The price for Russian gas for Ukraine in the second quarter was set at $385.5 per 1,000 cubic meters. Gazprom said earlier that the price rose due to the return to earlier contract agreements, as Ukraine failed to fulfill its commitments under an additional agreement concluded in December 2013, which obliged the country to pay for supplied volumes of Russian gas in time.
On April 2, Russian President Vladimir Putin signed a law on denunciation of the Kharkiv Accords with Ukraine, which were struck in 2010 and stipulated that Russia’s lease of naval facilities in Crimea [then part of Ukraine] would be extended by 25 years beyond 2017 - until 2042.
The Kharkiv deals envisioned a discount of $100 per 1,000 cubic meters on Russian gas for Kiev. Now that the accords have been denounced due to Crimea’s accession to the Russian Federation, the discount will no longer be applied, raising the gas price by another $100 to $485.5 per 1,000 cubic meters.
From the second quarter, Gazprom will have to pay 10% more for gas transit to European consumers via Ukraine.
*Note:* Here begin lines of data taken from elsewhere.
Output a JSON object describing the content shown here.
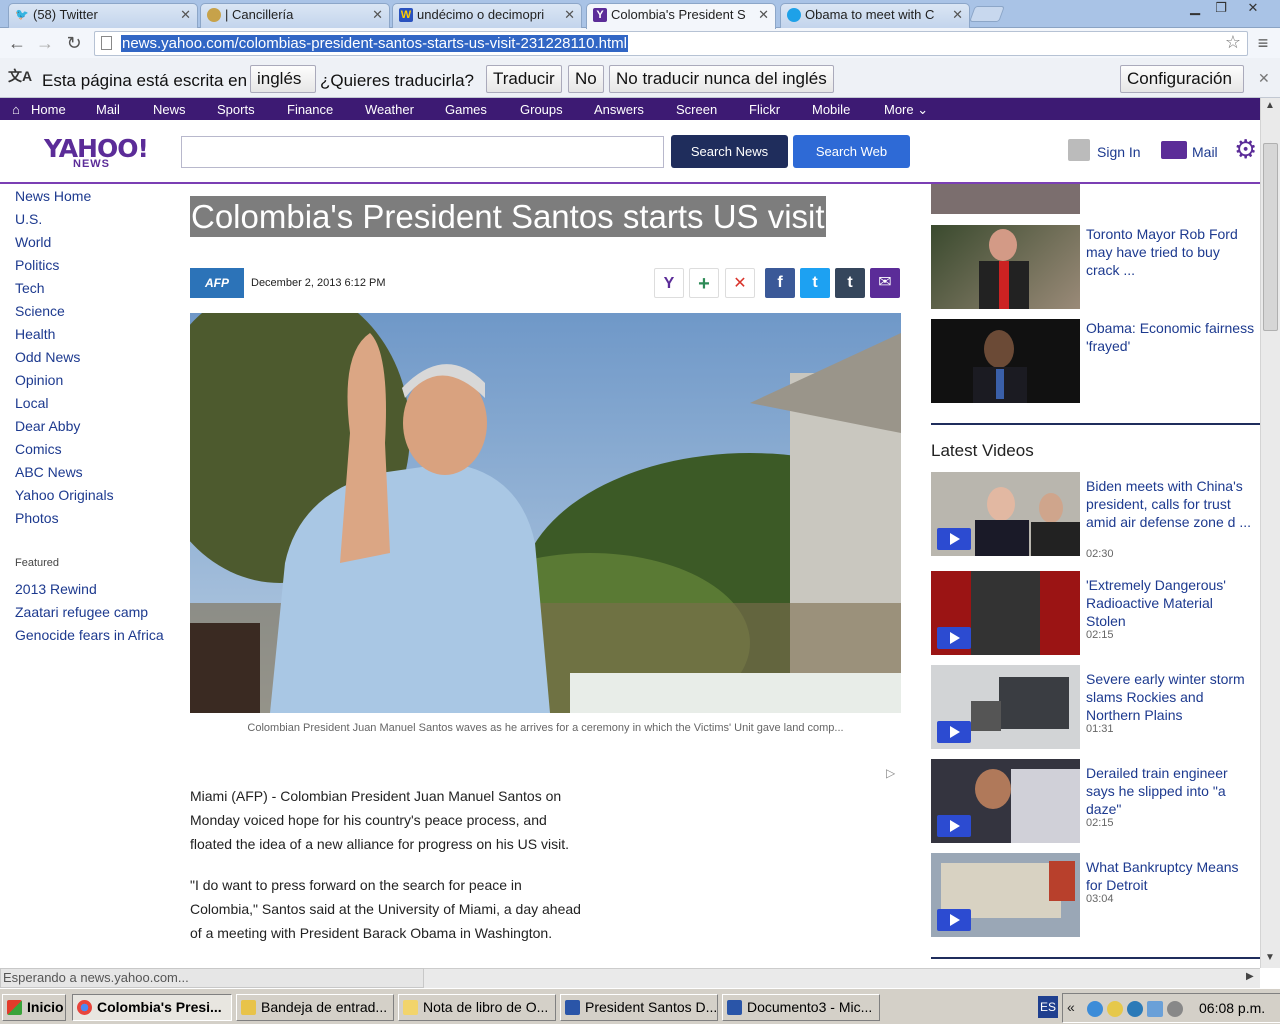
{
  "browser": {
    "tabs": [
      {
        "label": "(58) Twitter",
        "icon": "twitter-icon",
        "color": "#4aa3df"
      },
      {
        "label": "| Cancillería",
        "icon": "seal-icon",
        "color": "#c7a24a"
      },
      {
        "label": "undécimo o decimopri",
        "icon": "wordreference-icon",
        "color": "#2a52be"
      },
      {
        "label": "Colombia's President S",
        "icon": "yahoo-icon",
        "color": "#5b2c98"
      },
      {
        "label": "Obama to meet with C",
        "icon": "globe-icon",
        "color": "#1ea1e8"
      }
    ],
    "url": "news.yahoo.com/colombias-president-santos-starts-us-visit-231228110.html",
    "translate": {
      "prefix": "Esta página está escrita en",
      "language": "inglés",
      "question": "¿Quieres traducirla?",
      "translate_btn": "Traducir",
      "no_btn": "No",
      "never_btn": "No traducir nunca del inglés",
      "config_btn": "Configuración"
    },
    "status": "Esperando a news.yahoo.com..."
  },
  "yahoo_nav": [
    "Home",
    "Mail",
    "News",
    "Sports",
    "Finance",
    "Weather",
    "Games",
    "Groups",
    "Answers",
    "Screen",
    "Flickr",
    "Mobile",
    "More"
  ],
  "header": {
    "logo": "YAHOO!",
    "logo_sub": "NEWS",
    "search_news": "Search News",
    "search_web": "Search Web",
    "sign_in": "Sign In",
    "mail": "Mail"
  },
  "left_nav": {
    "items": [
      "News Home",
      "U.S.",
      "World",
      "Politics",
      "Tech",
      "Science",
      "Health",
      "Odd News",
      "Opinion",
      "Local",
      "Dear Abby",
      "Comics",
      "ABC News",
      "Yahoo Originals",
      "Photos"
    ],
    "featured_label": "Featured",
    "featured": [
      "2013 Rewind",
      "Zaatari refugee camp",
      "Genocide fears in Africa"
    ]
  },
  "article": {
    "title": "Colombia's President Santos starts US visit",
    "source": "AFP",
    "date": "December 2, 2013 6:12 PM",
    "caption": "Colombian President Juan Manuel Santos waves as he arrives for a ceremony in which the Victims' Unit gave land comp...",
    "paragraphs": [
      "Miami (AFP) - Colombian President Juan Manuel Santos on Monday voiced hope for his country's peace process, and floated the idea of a new alliance for progress on his US visit.",
      "\"I do want to press forward on the search for peace in Colombia,\" Santos said at the University of Miami, a day ahead of a meeting with President Barack Obama in Washington."
    ]
  },
  "right_rail": {
    "stories": [
      {
        "title": "Toronto Mayor Rob Ford may have tried to buy crack ..."
      },
      {
        "title": "Obama: Economic fairness 'frayed'"
      }
    ],
    "latest_videos_label": "Latest Videos",
    "videos": [
      {
        "title": "Biden meets with China's president, calls for trust amid air defense zone d ...",
        "duration": "02:30"
      },
      {
        "title": "'Extremely Dangerous' Radioactive Material Stolen",
        "duration": "02:15"
      },
      {
        "title": "Severe early winter storm slams Rockies and Northern Plains",
        "duration": "01:31"
      },
      {
        "title": "Derailed train engineer says he slipped into \"a daze\"",
        "duration": "02:15"
      },
      {
        "title": "What Bankruptcy Means for Detroit",
        "duration": "03:04"
      }
    ]
  },
  "taskbar": {
    "start": "Inicio",
    "tasks": [
      "Colombia's Presi...",
      "Bandeja de entrad...",
      "Nota de libro de O...",
      "President Santos D...",
      "Documento3 - Mic..."
    ],
    "lang": "ES",
    "clock": "06:08 p.m."
  }
}
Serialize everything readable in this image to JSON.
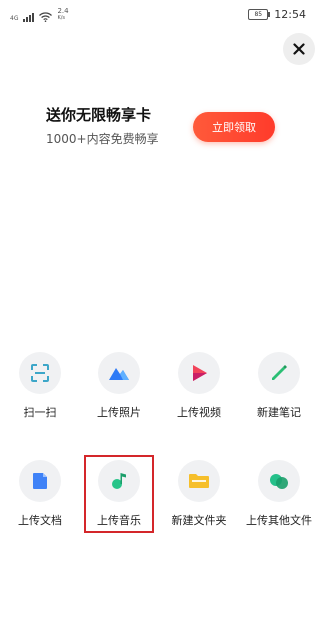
{
  "status_bar": {
    "network_type": "4G",
    "speed_value": "2.4",
    "speed_unit": "K/s",
    "battery_level": "85",
    "time": "12:54"
  },
  "close_icon": "close-icon",
  "promo": {
    "title": "送你无限畅享卡",
    "subtitle": "1000+内容免费畅享",
    "button_label": "立即领取",
    "accent": "#ff4a32"
  },
  "actions": [
    {
      "label": "扫一扫",
      "icon": "scan-icon",
      "color": "#3ca6c8"
    },
    {
      "label": "上传照片",
      "icon": "photo-icon",
      "color": "#2f7bf6"
    },
    {
      "label": "上传视频",
      "icon": "video-icon",
      "color": "#f2445a"
    },
    {
      "label": "新建笔记",
      "icon": "pen-icon",
      "color": "#2bbf74"
    },
    {
      "label": "上传文档",
      "icon": "document-icon",
      "color": "#3f82f7"
    },
    {
      "label": "上传音乐",
      "icon": "music-note-icon",
      "color": "#27c489"
    },
    {
      "label": "新建文件夹",
      "icon": "folder-icon",
      "color": "#f6bf2b"
    },
    {
      "label": "上传其他文件",
      "icon": "other-files-icon",
      "color": "#25c08a"
    }
  ],
  "highlighted_action": "上传音乐"
}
Gazprom has pledged to fulfill its commitments in full.
Gazprom today voiced concern about a substantial reduction of the gas reserves in underground gas storage facilities of Ukraine. In this connection, Miller said the reserves need to be replenished to ensure Ukraine’s domestic consumption in the upcoming winter, and, accordingly, fulfillment by Naftogaz of its commitments on unhindered transit of Russian gas to Europe.
The pumping of gas to Ukraine’s storage facilities usually starts April 1. The issue has been very urgent recently because uninterrupted transit of Russian gas to Europe in many respects depends on the amount of gas pumped to Ukrainian storage facilities.
Last year, Naftogaz started pumping gas in June, whereas the last 5 billion cubic meters required for winter were pumped to underground facilities by an independent gas trader, Ostchem, owned by Ukrainian businessman Dmitry Firtash.
Earlier, Gazprom said the volumes of gas in the underground facilities should total 19 billion cubic meters to guarantee that the transit is unhindered. Ukraine’s underground storage facilities currently contain 7.2 billion cubic meters of gas. With the current Russian gas price for Ukraine, some $5 billion will be required to pump the gas.
European partners may also help Ukraine. All the more so as the issue of gas prices for Kiev was discussed in Brussels at an EU-US Energy Council meeting by Secretary of State John Kerry, Deputy Secretary of Energy Daniel Poneman and EU representatives on Wednesday.